Overseas Education (SGX:RQ1) Will Be Looking To Turn Around Its Returns

When it comes to investing, there are some useful financial metrics that can warn us when a business is potentially in trouble. Typically, we'll see the trend of both return on capital employed (ROCE) declining and this usually coincides with a decreasing amount of capital employed. This combination can tell you that not only is the company investing less, it's earning less on what it does invest. Having said that, after a brief look, Overseas Education (SGX:RQ1) we aren't filled with optimism, but let's investigate further.

Return On Capital Employed (ROCE): What Is It?

Just to clarify if you're unsure, ROCE is a metric for evaluating how much pre-tax income (in percentage terms) a company earns on the capital invested in its business. To calculate this metric for Overseas Education, this is the formula:

Return on Capital Employed = Earnings Before Interest and Tax (EBIT) ÷ (Total Assets - Current Liabilities)

0.033 = S$7.6m ÷ (S$285m - S$53m) (Based on the trailing twelve months to December 2022).

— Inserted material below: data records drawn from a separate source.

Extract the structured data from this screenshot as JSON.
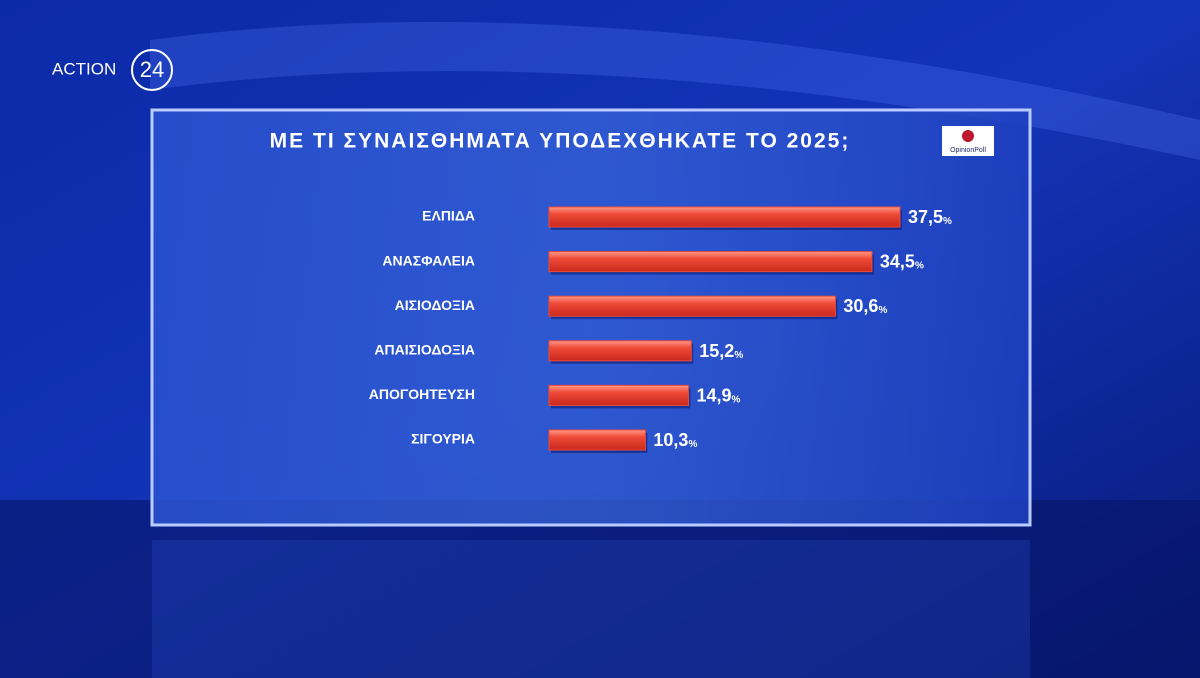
{
  "branding": {
    "channel": "ACTION",
    "channel_number": "24",
    "pollster": "OpinionPoll"
  },
  "chart_data": {
    "type": "bar",
    "orientation": "horizontal",
    "title": "ΜΕ ΤΙ ΣΥΝΑΙΣΘΗΜΑΤΑ ΥΠΟΔΕΧΘΗΚΑΤΕ ΤΟ 2025;",
    "categories": [
      "ΕΛΠΙΔΑ",
      "ΑΝΑΣΦΑΛΕΙΑ",
      "ΑΙΣΙΟΔΟΞΙΑ",
      "ΑΠΑΙΣΙΟΔΟΞΙΑ",
      "ΑΠΟΓΟΗΤΕΥΣΗ",
      "ΣΙΓΟΥΡΙΑ"
    ],
    "values": [
      37.5,
      34.5,
      30.6,
      15.2,
      14.9,
      10.3
    ],
    "value_labels": [
      "37,5%",
      "34,5%",
      "30,6%",
      "15,2%",
      "14,9%",
      "10,3%"
    ],
    "color": "#f04a38"
  }
}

Therefore, Overseas Education has an ROCE of 3.3%. In absolute terms, that's a low return and it also under-performs the Consumer Services industry average of 8.4%.

Check out our latest analysis for Overseas Education

roce
roce

While the past is not representative of the future, it can be helpful to know how a company has performed historically, which is why we have this chart above. If you want to delve into the historical earnings, revenue and cash flow of Overseas Education, check out these free graphs here.

So How Is Overseas Education's ROCE Trending?

We are a bit anxious about the trends of ROCE at Overseas Education. To be more specific, today's ROCE was 5.4% five years ago but has since fallen to 3.3%. On top of that, the business is utilizing 20% less capital within its operations. The combination of lower ROCE and less capital employed can indicate that a business is likely to be facing some competitive headwinds or seeing an erosion to its moat. If these underlying trends continue, we wouldn't be too optimistic going forward.

What We Can Learn From Overseas Education's ROCE

In summary, it's unfortunate that Overseas Education is shrinking its capital base and also generating lower returns. And long term shareholders have watched their investments stay flat over the last five years. With underlying trends that aren't great in these areas, we'd consider looking elsewhere.

Since virtually every company faces some risks, it's worth knowing what they are, and we've spotted 3 warning signs for Overseas Education (of which 1 is significant!) that you should know about.

While Overseas Education may not currently earn the highest returns, we've compiled a list of companies that currently earn more than 25% return on equity. Check out this free list here.

Have feedback on this article? Concerned about the content? Get in touch with us directly. Alternatively, email editorial-team (at) simplywallst.com.

This article by Simply Wall St is general in nature. We provide commentary based on historical data and analyst forecasts only using an unbiased methodology and our articles are not intended to be financial advice. It does not constitute a recommendation to buy or sell any stock, and does not take account of your objectives, or your financial situation. We aim to bring you long-term focused analysis driven by fundamental data. Note that our analysis may not factor in the latest price-sensitive company announcements or qualitative material. Simply Wall St has no position in any stocks mentioned.